C. W. Chang¹, M. Hu¹, B. Ghavidel¹, J. F. Wynne¹, R. L. J. Qiu¹, M. Washington¹, O. Kayode¹, W. G. Chin¹, K. Yang², J. G. Scott², A. B. Patel Jr¹, and X. Yang¹; ¹Department of Radiation Oncology, Winship Cancer Institute of Emory University, Atlanta, GA, ²Department of Radiation Oncology, Taussig Cancer Center, Cleveland Clinic, Cleveland, OH

Purpose/Objective(s): Safety is an abstract concept that cannot be directly observed, and the Radiation Oncology Incident Learning System (RO-ILS) is designed as a surrogate to enable risk-informed safety assessment and management (RISAM) for enhancing patient safety measures in radiotherapy. Establishing a robust patient safety learning system necessitates assimilating all available, relevant, and adequately evaluated data (ARAED), including incidents from multi-institutional sources. However, HIPAA mandates that any shared medical information must not contain Protected Health Information (PHI). This work aims to develop an artificial intelligence framework leveraging state-of-the-art Large Language Models (LLMs) to effectively and efficiently de-identify PHI, potentially facilitating data-driven solutions for RISAM. Materials/

Methods: LLM features interpretability, allowing us to utilize prompts to query information with semantic reasoning. We integrated a generative pre-trained transformer (GPT)-based open source LLM (LLaMa2-70B) with HIPAA identifiers into the proposed RISAM framework for de-identifying electronic PHI. The LLaMa2 with 70 billion pre-trained parameters based on 2 trillion tokens underwent validation by the institutional safety database with 1222 incidents happened between 2015 and 2023. The evaluation encompassed two objectives: 1) assessing model flexibility for potential multi-institutional collaboration, and 2) evaluating model robustness for semantic reasoning across data from different hospitals. A zero-shot testing was conducted using unstructured text data. The de-identified results were comprehensively reviewed by the institutional quality committee to ensure accuracy in fulfilling HIPAA guidelines.

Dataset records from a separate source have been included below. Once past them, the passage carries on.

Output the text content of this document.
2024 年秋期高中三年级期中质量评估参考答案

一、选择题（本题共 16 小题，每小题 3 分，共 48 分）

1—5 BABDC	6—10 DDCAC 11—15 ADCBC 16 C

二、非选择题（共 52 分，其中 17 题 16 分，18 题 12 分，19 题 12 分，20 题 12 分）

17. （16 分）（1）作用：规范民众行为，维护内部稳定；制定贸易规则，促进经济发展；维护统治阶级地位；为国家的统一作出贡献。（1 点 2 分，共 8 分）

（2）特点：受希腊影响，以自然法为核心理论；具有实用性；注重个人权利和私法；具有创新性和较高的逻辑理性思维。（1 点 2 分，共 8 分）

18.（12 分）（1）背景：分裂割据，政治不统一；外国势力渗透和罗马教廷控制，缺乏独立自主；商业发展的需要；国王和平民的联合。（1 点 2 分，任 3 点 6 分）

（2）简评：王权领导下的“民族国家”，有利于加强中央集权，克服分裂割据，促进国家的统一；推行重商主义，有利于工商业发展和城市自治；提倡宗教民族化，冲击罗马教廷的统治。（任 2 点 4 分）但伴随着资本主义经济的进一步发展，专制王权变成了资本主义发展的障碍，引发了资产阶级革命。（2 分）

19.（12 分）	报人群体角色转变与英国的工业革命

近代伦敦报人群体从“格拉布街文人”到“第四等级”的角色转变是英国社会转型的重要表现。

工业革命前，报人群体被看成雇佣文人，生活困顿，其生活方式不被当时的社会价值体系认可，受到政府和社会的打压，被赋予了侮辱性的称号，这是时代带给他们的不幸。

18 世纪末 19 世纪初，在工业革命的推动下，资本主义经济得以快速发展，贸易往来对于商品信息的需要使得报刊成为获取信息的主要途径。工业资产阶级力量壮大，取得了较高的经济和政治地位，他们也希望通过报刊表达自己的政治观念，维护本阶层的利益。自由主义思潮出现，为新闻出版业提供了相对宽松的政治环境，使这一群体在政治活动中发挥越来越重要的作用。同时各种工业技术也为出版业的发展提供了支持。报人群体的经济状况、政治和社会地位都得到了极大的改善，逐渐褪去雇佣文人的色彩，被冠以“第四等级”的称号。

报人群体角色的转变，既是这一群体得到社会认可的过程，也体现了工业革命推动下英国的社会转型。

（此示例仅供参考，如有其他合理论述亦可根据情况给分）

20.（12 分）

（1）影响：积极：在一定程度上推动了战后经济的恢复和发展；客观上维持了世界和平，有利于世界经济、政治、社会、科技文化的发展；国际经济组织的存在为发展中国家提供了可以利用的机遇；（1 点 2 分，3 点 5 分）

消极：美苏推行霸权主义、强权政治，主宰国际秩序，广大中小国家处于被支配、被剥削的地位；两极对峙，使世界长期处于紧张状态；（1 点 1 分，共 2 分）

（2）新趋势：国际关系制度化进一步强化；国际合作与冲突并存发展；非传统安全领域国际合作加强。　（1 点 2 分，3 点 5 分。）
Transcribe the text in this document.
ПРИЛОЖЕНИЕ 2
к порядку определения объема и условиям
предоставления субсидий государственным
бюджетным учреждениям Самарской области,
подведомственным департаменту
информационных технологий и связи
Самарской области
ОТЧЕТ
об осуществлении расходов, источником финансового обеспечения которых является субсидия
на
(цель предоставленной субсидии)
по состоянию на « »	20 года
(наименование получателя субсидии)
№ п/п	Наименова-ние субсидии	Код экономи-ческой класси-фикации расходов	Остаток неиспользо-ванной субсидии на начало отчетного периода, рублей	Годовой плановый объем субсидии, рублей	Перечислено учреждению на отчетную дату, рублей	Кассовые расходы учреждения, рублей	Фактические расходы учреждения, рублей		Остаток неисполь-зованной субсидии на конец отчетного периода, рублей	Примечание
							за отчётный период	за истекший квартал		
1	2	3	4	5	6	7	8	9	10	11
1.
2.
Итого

Results: The evaluated GPT-based LLM achieved the zero-shot accuracy of 95.2% in de-identification. After the review of the internal quality committee, most mis-redacted content included unstructured dates without years (MM/DD) and ages followed by acronym of years (YO). Major HIPAA identifiers were redacted to protect patients privacy, including but not limited to names, dates, and medical record numbers.

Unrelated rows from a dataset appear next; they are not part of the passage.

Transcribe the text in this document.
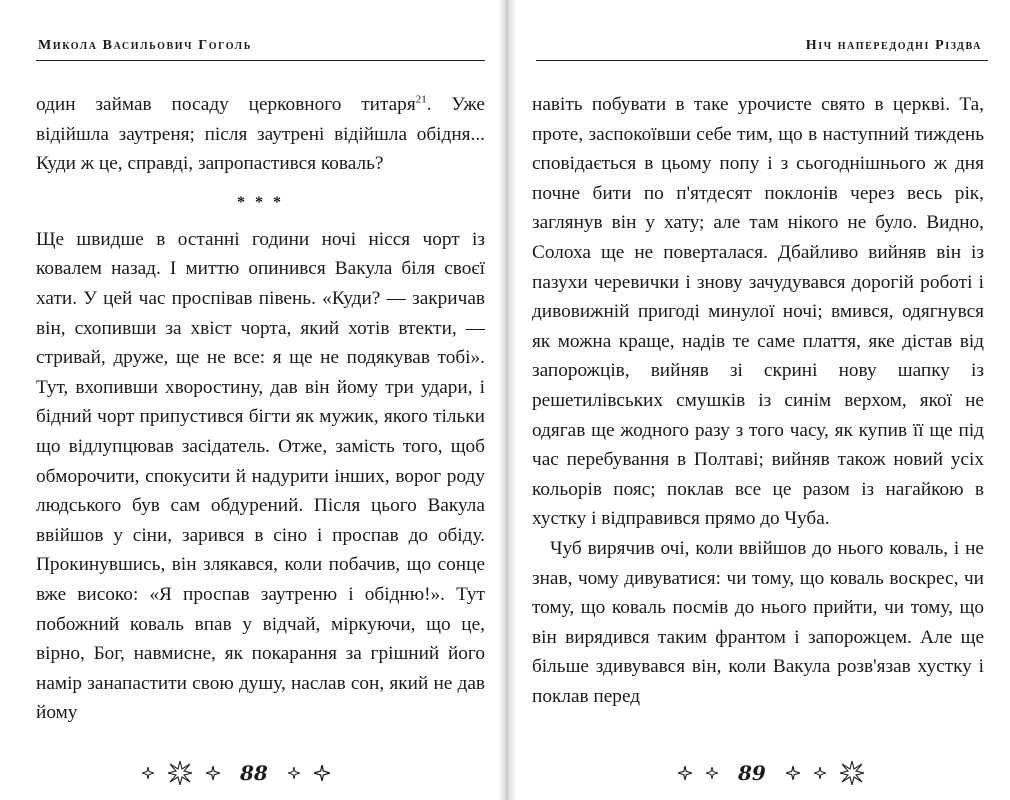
Микола Васильович Гоголь

один займав посаду церковного титаря$^{21}$. Уже відійшла заутреня; після заутрені відійшла обідня... Куди ж це, справді, запропастився коваль?

* * *

Ще швидше в останні години ночі нісся чорт із ковалем назад. І миттю опинився Вакула біля своєї хати. У цей час проспівав півень. «Куди? — закричав він, схопивши за хвіст чорта, який хотів втекти, — стривай, друже, ще не все: я ще не подякував тобі». Тут, вхопивши хворостину, дав він йому три удари, і бідний чорт припустився бігти як мужик, якого тільки що відлупцював засідатель. Отже, замість того, щоб обморочити, спокусити й надурити інших, ворог роду людського був сам обдурений. Після цього Вакула ввійшов у сіни, зарився в сіно і проспав до обіду. Прокинувшись, він злякався, коли побачив, що сонце вже високо: «Я проспав заутреню і обідню!». Тут побожний коваль впав у відчай, міркуючи, що це, вірно, Бог, навмисне, як покарання за грішний його намір занапастити свою душу, наслав сон, який не дав йому

88
Ніч напередодні Різдва

навіть побувати в таке урочисте свято в церкві. Та, проте, заспокоївши себе тим, що в наступний тиждень сповідається в цьому попу і з сьогоднішнього ж дня почне бити по п'ятдесят поклонів через весь рік, заглянув він у хату; але там нікого не було. Видно, Солоха ще не поверталася. Дбайливо вийняв він із пазухи черевички і знову зачудувався дорогій роботі і дивовижній пригоді минулої ночі; вмився, одягнувся як можна краще, надів те саме плаття, яке дістав від запорожців, вийняв зі скрині нову шапку із решетилівських смушків із синім верхом, якої не одягав ще жодного разу з того часу, як купив її ще під час перебування в Полтаві; вийняв також новий усіх кольорів пояс; поклав все це разом із нагайкою в хустку і відправився прямо до Чуба.

Чуб вирячив очі, коли ввійшов до нього коваль, і не знав, чому дивуватися: чи тому, що коваль воскрес, чи тому, що коваль посмів до нього прийти, чи тому, що він вирядився таким франтом і запорожцем. Але ще більше здивувався він, коли Вакула розв'язав хустку і поклав перед

89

Conclusion: LLaMa2-70B demonstrated highly accurate de-identification capabilities for unstructured text-based incident reports. This validation is crucial for the continued development of the RISAM framework, which aims to effectively analyze trends and root causes of medical incidents, utilizing the findings as medical education resources. A robust de-identification method can facilitate the development of a trustworthy LLM-based RISAM framework by assimilating ARAED. Future investigations will focus on deploying a radiation oncology-specific LLM-based safety framework as a virtual safety assistant in clinical settings, enabling medical staff to query solutions during emergent safety incidents.